For many consumers, the issue is whether to lock in a fixed rate. Roughly 6.5 million homeowners have adjustable-rate mortgages (ARMs) and many of those notes are coming up for adjustment.

For the short term, consumers with ARMs should be fine. But once the economy stabilizes and the government starts to remove policies that are keeping mortgage rates low, rates are likely to rise.

Here are some thoughts about whether to stand pat with your ARM or move to a fixed rate:

  • If you plan to move within the next three years, if you have less than 20% equity in your home and home prices have taken a beating in your community, or if you have a jumbo mortgage, you may be better off with your existing ARM.
  • If you plan to move in the next three to five years or you have a jumbo mortgage, look at a 5/1 ARM. (A 5/1 ARM locks your interest rate for the first five years and then can adjust annually for the life of the loan.)
  • If you plan to stay in your home for more than five years, or you plan to use the equity in your home for college expenses or some other need, you may want to look at a fixed-rate mortgage now; they are not likely to go lower after the next year or so.
  • If you have doubts about your future plans, it is usually safer to lock in a low rate while you can.

Tuesday, November 3, 2009

Volunteer - Feel Better by Doing Good

Did you know that people who volunteer not only help their communities, but reap mental and physical health benefits as well? A 2007 study by the Corporation for National and Community Service (www.nationalservice.gov/) reports that those who volunteer have lower mortality rates, greater functional ability, and lower rates of depression later in life than those who don't volunteer.

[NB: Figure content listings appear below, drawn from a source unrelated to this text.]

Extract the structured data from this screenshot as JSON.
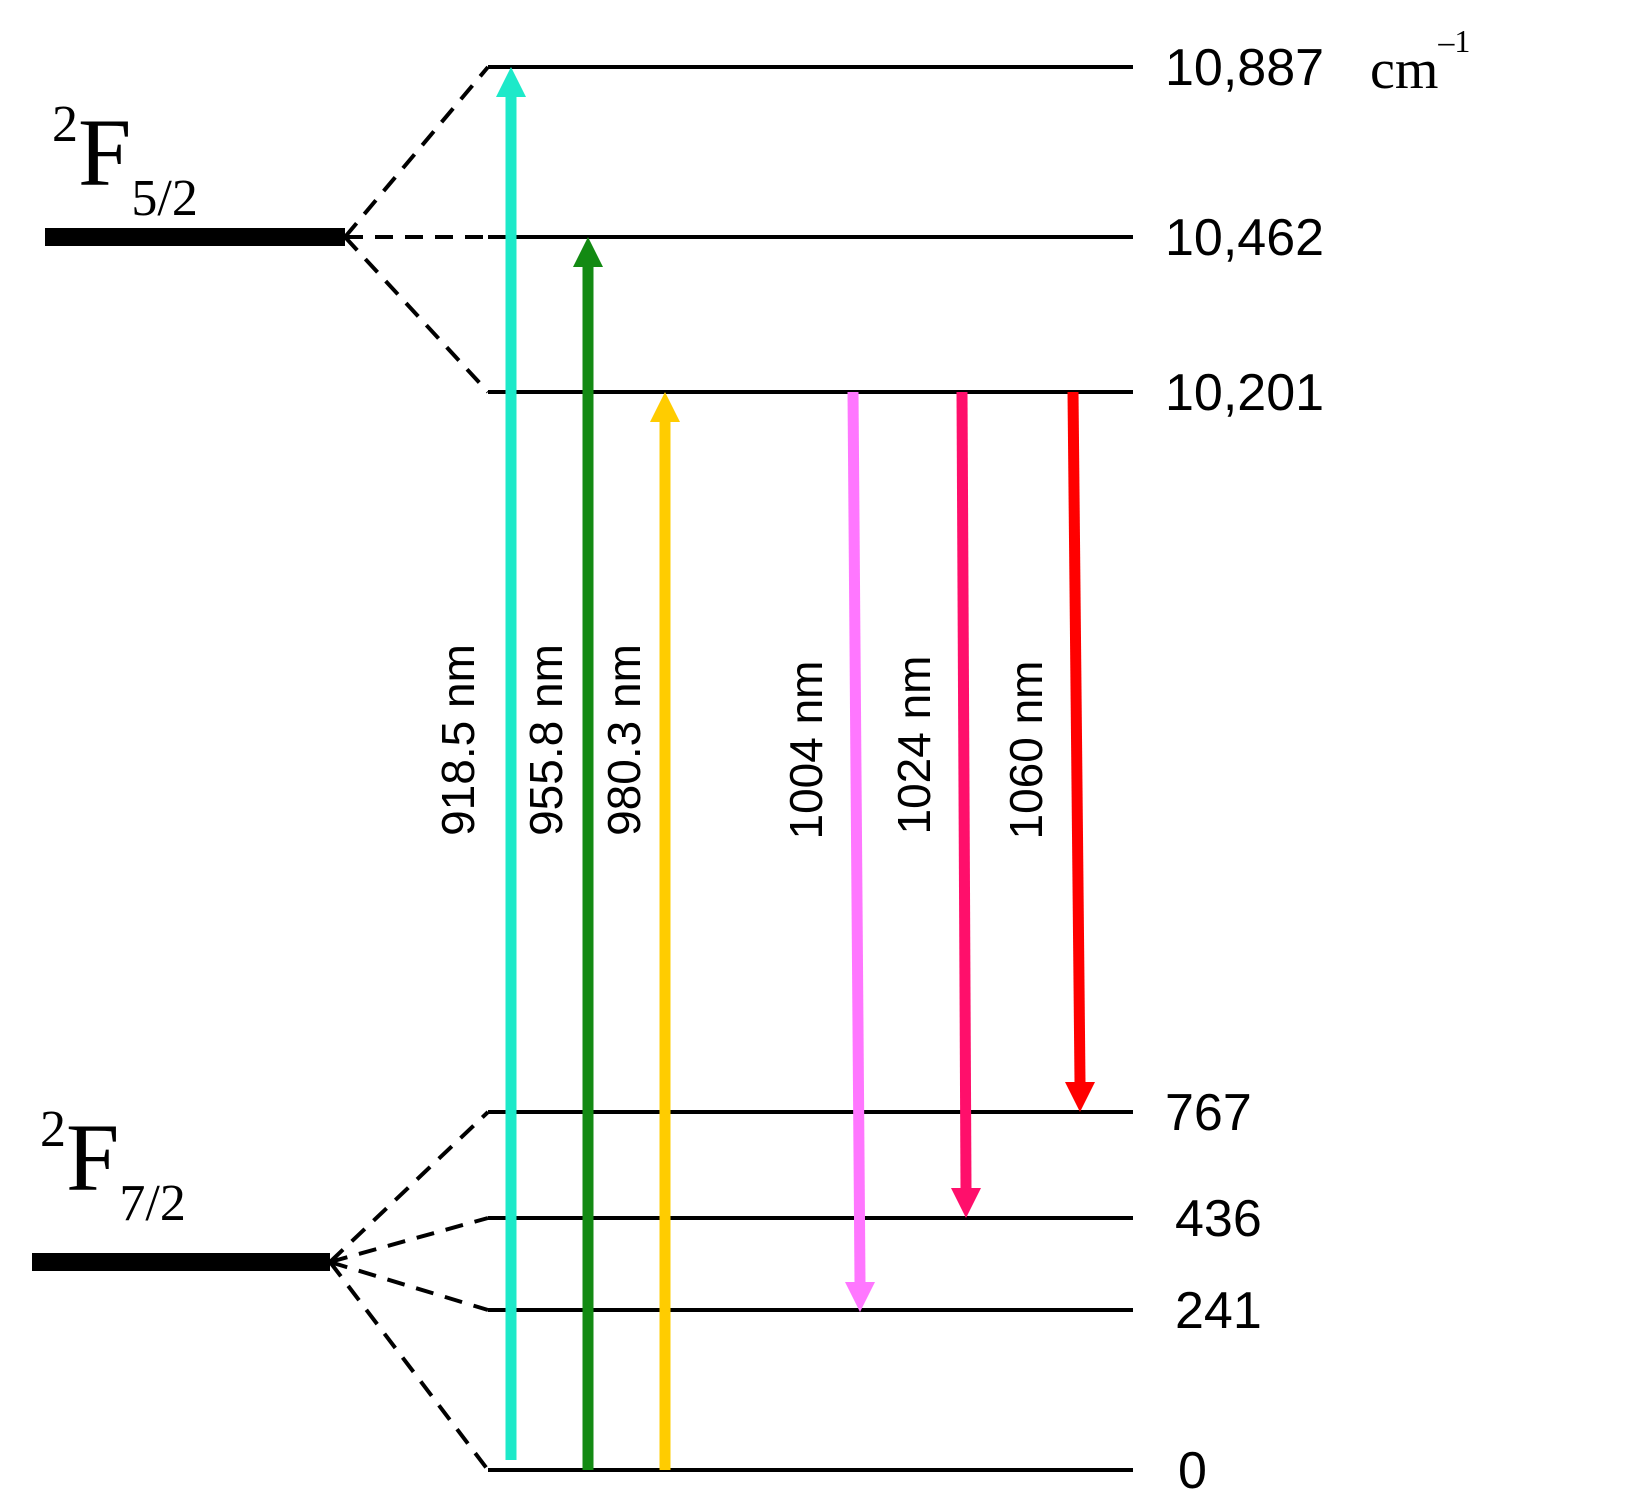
{
  "manifolds": [
    {
      "sup": "2",
      "symbol": "F",
      "sub": "5/2"
    },
    {
      "sup": "2",
      "symbol": "F",
      "sub": "7/2"
    }
  ],
  "levels": [
    {
      "label": "10,887"
    },
    {
      "label": "10,462"
    },
    {
      "label": "10,201"
    },
    {
      "label": "767"
    },
    {
      "label": "436"
    },
    {
      "label": "241"
    },
    {
      "label": "0"
    }
  ],
  "unit": {
    "base": "cm",
    "exp": "–1"
  },
  "transitions": [
    {
      "label": "918.5 nm",
      "color": "#1de9c9"
    },
    {
      "label": "955.8 nm",
      "color": "#138a13"
    },
    {
      "label": "980.3 nm",
      "color": "#ffcc00"
    },
    {
      "label": "1004 nm",
      "color": "#ff77ff"
    },
    {
      "label": "1024 nm",
      "color": "#ff0f6b"
    },
    {
      "label": "1060 nm",
      "color": "#ff0000"
    }
  ]
}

Volunteers often experience the upbeat feeling referred to as "helper's high," along with increased trust in others and increased social and political participation. Older adults tend to receive greater benefits from volunteering than other age groups do.

So, as you plan your retirement life, consider making volunteerism a key component. Here are a few tips for getting started:

* As a midlife worker, get out there now and see what volunteer opportunities are available, so you know what you enjoy and you aren't at a loss when you retire.


* Do the same type of self-inventory as when you're seeking a job.


* Figure out what your passion is, what issues you care about, and seek organizations devoted to that mission.


* Determine the right balance between leisure and structured activities, and make sure you give yourself some space to enjoy the freedom of retirement.


* Realize that any help you give is beneficial, and short-term assistance can be very helpful to nonprofits.


* Look around your own community and check out different organizations like you would if you were joining a gym, or making choices in another area of your life. Figure out which organizations are logistically reasonable for you.


* You also can check organizations that match volunteers with activities, like VolunteerMatch (volunteermatch.org).